Pascal Couchepin, mécène « éclairci »

Numéro 5 – Décembre 2004

Contre vents et marées, le chef du Département fédéral de l’intérieur tient donc le cap de l’État mécène, au grand dam des affameurs de la culture. Tant mieux. Il ne se rue pas non plus sur la défiscalisation, panacée au désengagement des pouvoirs publics brandie par la revue économique Bilan sous le titre « Ras le bol des artistes assistés ». Re-tant mieux. En revanche, les grands axes de la « politique culturelle durable » qu’il trace tiennent tout à la fois de la poudre aux yeux, du vœu pieux et de la loi du marché. Inspection.

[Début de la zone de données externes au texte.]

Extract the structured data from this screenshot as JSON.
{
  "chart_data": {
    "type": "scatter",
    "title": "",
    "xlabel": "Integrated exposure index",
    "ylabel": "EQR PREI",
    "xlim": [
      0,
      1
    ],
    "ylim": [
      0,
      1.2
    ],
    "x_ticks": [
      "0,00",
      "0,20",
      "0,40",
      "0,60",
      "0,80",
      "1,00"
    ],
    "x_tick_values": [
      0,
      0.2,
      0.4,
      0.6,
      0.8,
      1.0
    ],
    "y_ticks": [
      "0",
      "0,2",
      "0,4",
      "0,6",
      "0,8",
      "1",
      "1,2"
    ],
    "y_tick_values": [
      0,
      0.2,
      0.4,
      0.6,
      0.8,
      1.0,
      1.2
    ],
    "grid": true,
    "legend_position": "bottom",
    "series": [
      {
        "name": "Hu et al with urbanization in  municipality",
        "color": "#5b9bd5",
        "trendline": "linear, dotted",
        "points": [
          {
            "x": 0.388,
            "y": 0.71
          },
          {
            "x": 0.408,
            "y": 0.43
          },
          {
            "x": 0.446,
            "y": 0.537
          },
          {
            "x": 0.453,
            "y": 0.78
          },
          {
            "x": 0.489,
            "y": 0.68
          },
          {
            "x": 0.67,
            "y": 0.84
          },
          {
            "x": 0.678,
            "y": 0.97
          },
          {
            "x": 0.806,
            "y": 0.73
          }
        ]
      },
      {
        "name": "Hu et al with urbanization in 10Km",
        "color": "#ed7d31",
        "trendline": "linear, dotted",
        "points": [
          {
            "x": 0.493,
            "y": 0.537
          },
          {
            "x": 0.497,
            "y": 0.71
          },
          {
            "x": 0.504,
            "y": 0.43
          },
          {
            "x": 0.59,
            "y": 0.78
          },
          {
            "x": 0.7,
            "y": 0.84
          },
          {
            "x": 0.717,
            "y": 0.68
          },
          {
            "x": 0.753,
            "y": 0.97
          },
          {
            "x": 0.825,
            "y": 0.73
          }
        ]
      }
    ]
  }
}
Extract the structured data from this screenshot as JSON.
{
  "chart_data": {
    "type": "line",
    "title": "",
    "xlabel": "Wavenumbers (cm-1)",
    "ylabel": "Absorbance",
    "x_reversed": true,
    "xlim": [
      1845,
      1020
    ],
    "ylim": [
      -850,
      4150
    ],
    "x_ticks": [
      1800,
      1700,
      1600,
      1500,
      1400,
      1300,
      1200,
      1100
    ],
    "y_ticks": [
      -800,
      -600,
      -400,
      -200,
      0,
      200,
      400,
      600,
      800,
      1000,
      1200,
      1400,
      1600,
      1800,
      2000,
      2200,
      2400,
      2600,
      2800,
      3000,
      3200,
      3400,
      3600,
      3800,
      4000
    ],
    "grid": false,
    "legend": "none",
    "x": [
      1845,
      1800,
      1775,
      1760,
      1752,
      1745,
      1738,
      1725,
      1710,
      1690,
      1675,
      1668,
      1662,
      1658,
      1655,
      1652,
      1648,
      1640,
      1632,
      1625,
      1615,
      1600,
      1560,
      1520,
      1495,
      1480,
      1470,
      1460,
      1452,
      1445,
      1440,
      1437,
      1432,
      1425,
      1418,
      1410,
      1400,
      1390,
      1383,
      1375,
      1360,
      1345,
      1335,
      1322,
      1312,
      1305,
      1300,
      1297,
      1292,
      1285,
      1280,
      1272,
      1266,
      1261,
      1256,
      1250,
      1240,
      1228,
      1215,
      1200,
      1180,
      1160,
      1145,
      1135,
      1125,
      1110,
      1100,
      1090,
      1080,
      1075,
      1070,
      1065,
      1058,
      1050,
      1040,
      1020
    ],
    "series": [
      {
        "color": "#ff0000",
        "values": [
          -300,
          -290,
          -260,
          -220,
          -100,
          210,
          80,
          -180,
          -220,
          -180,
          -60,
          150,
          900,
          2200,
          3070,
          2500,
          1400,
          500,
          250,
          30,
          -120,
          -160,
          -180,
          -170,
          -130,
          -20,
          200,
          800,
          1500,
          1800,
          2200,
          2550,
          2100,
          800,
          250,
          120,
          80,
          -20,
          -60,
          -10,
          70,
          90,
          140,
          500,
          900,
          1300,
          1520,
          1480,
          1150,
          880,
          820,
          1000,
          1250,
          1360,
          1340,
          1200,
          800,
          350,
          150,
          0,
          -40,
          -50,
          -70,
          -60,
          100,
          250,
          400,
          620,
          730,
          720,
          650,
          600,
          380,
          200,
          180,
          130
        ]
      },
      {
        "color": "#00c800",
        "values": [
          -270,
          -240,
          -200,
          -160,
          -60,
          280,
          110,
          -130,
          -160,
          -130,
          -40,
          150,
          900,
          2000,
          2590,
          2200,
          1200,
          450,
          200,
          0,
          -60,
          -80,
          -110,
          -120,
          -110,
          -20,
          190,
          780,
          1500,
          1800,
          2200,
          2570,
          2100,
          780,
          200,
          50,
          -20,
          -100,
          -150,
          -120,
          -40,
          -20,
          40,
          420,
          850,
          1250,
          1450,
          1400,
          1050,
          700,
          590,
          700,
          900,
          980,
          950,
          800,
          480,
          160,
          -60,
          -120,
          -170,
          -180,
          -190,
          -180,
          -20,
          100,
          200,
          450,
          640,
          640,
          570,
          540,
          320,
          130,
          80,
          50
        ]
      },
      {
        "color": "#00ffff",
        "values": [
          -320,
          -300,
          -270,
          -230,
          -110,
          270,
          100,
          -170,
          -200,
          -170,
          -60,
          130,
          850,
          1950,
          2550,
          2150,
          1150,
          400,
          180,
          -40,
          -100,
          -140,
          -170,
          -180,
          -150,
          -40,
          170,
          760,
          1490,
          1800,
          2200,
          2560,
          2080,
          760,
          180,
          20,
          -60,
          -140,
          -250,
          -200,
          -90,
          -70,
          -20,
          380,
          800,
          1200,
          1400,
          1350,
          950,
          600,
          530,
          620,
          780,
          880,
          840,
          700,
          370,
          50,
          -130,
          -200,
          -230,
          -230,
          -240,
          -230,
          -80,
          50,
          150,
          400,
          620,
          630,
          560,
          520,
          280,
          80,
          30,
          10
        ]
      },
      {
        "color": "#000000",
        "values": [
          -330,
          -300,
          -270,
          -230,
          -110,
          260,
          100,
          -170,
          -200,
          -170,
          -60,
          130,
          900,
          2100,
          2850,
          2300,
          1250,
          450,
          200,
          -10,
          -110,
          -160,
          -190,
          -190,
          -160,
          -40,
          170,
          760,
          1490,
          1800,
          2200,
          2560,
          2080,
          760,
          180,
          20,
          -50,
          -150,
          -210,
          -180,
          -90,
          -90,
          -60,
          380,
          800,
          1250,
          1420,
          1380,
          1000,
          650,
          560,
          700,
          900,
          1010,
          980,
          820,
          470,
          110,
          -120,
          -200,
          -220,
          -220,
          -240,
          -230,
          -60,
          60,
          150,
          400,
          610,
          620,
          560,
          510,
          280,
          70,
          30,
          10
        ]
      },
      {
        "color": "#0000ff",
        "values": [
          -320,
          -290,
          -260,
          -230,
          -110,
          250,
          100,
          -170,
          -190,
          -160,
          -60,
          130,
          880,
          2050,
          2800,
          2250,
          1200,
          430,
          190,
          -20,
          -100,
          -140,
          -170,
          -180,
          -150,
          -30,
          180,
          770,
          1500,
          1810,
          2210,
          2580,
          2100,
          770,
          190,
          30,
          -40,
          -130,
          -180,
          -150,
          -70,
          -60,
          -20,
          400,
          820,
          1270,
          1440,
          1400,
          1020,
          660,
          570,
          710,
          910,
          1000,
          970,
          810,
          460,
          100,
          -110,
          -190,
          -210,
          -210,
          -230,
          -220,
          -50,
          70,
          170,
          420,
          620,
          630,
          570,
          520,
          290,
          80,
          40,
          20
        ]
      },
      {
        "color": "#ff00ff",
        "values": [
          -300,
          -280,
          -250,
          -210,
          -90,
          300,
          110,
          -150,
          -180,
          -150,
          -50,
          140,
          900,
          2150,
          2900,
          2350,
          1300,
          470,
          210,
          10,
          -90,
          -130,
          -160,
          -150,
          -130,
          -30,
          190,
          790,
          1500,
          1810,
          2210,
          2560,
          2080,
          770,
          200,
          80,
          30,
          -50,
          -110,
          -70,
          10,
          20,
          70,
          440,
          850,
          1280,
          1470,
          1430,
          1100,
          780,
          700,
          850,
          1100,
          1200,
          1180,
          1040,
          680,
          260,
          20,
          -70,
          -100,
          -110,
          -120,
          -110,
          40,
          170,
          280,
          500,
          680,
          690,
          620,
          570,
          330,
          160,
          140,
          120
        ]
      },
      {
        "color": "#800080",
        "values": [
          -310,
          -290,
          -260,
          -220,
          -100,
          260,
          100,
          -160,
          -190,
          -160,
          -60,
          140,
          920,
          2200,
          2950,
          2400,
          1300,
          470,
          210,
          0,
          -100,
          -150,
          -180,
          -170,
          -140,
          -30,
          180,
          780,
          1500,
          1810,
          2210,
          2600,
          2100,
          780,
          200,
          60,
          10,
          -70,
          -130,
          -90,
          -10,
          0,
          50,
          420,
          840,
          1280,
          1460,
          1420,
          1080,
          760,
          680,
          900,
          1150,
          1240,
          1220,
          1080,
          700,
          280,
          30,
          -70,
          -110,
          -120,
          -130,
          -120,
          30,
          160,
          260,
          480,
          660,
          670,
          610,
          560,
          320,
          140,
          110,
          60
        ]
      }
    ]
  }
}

Après avoir joué les apprentis sorciers et passablement pataugé sur le dossier de la culture, Pascal Couchepin a sans doute réalisé qu’il n’avait que trop déroulé le tapis rouge sous les pieds des ennemis de la culture. Quelques semaines après la coupe budgétaire à Pro Helvetia par le Parlement, il déclarait le 14 janvier, à l’ouverture des Journées de Soleure : « L’État doit se comporter en mécène de la culture, en la soutenant sans rien attendre en retour. » Un « sans rien en retour » quand même nuancé : « La liberté que l’on doit accorder aux artistes ne signifie [...] pas que ces derniers peuvent faire n’importe quoi. Ils doivent assumer la liberté qu’on leur donne. Cela comporte des risques, une responsabilité. [...] C’est aux artistes, de concert avec les autorités politiques, qu’il appartient ensuite de gérer ces réactions », précisait-il. Un postulat que partage l’Association enJEUpublic, éditrice de CultureEnJeu, qui n’a d’ailleurs pas attendu cet appel du pied pour s’engager, avec d’autres associations culturelles suisses, à élaborer une Charte des artistes et des arts définissant en quelque sorte les droits et devoirs du monde culturel suisse.

Des paroles aux actes

Lors du séminaire « Culture d’État versus liberté artistique » organisé le 5 février dernier par les partis radical et libéral, Pascal Couchepin ne s’est pas contenté de replacer le principe fondamental de l’État mécène et la liberté des artistes au milieu du village suisse. Il a aussi esquissé les grandes lignes d’une « politique culturelle durable », succinctement axée sur le public et la jeunesse, qui n’annonce pas vraiment des lendemains qui chantent et enchantent. Et à y regarder de près, elle manque singulièrement de cohérence autant que d’envergure. Ainsi, lorsque Pascal Couchepin déclare que « la politique culturelle [...] doit être au cœur de la politique », on ne peut qu’applaudir. Fini, la culture ne sortant de l’ombre qu’à l’occasion de quelque « scandale » ou pour le marchandage de ses subventions au Parlement ? Fini, le rôle terne d’un Office fédéral de la culture (OFC) relégué dans les sous-sols du pouvoir ? Rien n’est moins sûr. Aucun signe tangible ne démontre en effet une volonté quelconque de concrétiser ce slogan prometteur. Ni son refus d’entrer en matière sur l’idée d’un ministère de la culture, plus précisément un Département fédéral de la culture et de l’éducation (voir « La culture selon Pascal Couchepin, CultureEnJeu n° 4). Ni la désignation à la tête de l’OFC de Jean-Frédéric Jauslin, considéré comme un bon gestionnaire. A ce train-là, la culture n’est pas près de palpiter au rythme du cœur du pouvoir et du pays.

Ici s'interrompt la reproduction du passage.